In 'Relative Taboo', Jerusalem reveals itself not through monuments or headlines, but through the intimate voice of Huriya, a woman shaped by the city’s wounds and its stubborn beauty. What is spoken publicly rarely matches what unfolds in private; what is condemned aloud is often practiced in silence. Between these fractures, Huriya carves out her testimony—of love shadowed by occupation, of desire struggling against suffocation, of a life lived beneath layers of expectation and unspoken rules.

Moving through the Old City’s stone alleys and the neighborhoods beyond its ancient walls, Huriya narrates a Jerusalem trembling with history yet aching under the weight of the present. Her observations—at once tender, ironic, and unsparing—reveal a world where laughter is a form of defiance, where sorrow becomes a daily inheritance, and where a woman’s longing for freedom becomes an act of quiet resistance.

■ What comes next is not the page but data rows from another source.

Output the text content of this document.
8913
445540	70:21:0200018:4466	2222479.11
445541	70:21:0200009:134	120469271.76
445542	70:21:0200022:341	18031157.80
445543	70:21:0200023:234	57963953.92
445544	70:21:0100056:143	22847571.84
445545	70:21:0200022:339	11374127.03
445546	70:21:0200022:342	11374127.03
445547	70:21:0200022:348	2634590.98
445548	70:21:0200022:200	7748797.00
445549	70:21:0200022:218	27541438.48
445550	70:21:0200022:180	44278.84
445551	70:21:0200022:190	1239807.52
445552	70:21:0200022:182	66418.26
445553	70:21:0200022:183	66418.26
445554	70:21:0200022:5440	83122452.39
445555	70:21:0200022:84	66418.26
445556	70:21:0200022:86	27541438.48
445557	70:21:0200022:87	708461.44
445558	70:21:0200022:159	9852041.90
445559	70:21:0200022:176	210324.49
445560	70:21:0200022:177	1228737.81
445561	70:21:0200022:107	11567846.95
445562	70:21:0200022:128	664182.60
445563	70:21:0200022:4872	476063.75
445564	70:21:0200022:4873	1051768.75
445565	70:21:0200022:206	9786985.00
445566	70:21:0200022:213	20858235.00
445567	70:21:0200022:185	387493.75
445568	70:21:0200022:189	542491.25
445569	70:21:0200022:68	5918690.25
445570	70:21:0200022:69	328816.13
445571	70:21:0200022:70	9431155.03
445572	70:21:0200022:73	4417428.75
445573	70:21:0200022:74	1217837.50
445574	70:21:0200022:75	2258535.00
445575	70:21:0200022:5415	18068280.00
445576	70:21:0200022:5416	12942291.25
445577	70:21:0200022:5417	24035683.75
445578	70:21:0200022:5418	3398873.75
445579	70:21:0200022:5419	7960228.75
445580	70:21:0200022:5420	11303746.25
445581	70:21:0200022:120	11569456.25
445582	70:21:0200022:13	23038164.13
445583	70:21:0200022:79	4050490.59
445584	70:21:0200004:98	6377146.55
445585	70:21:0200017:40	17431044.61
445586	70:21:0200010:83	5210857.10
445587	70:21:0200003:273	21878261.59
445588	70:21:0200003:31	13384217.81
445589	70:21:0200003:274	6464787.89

A companion to 'Shabbos Goy' and 'Half Ashkenazi' yet luminous as a standalone work, 'Relative Taboo' forms the second movement in a triptych that captures the pulse of a divided city and the souls who endure it. Through Huriya’s fierce humanity, Aref F. Husseini offers a portrait of Jerusalem as intimate as it is universal—where love and loss, dignity and despair, rebellion and tenderness all coexist in the same breath.

A haunting, courageous novel that transforms the personal into the political, and the political into a profoundly human song.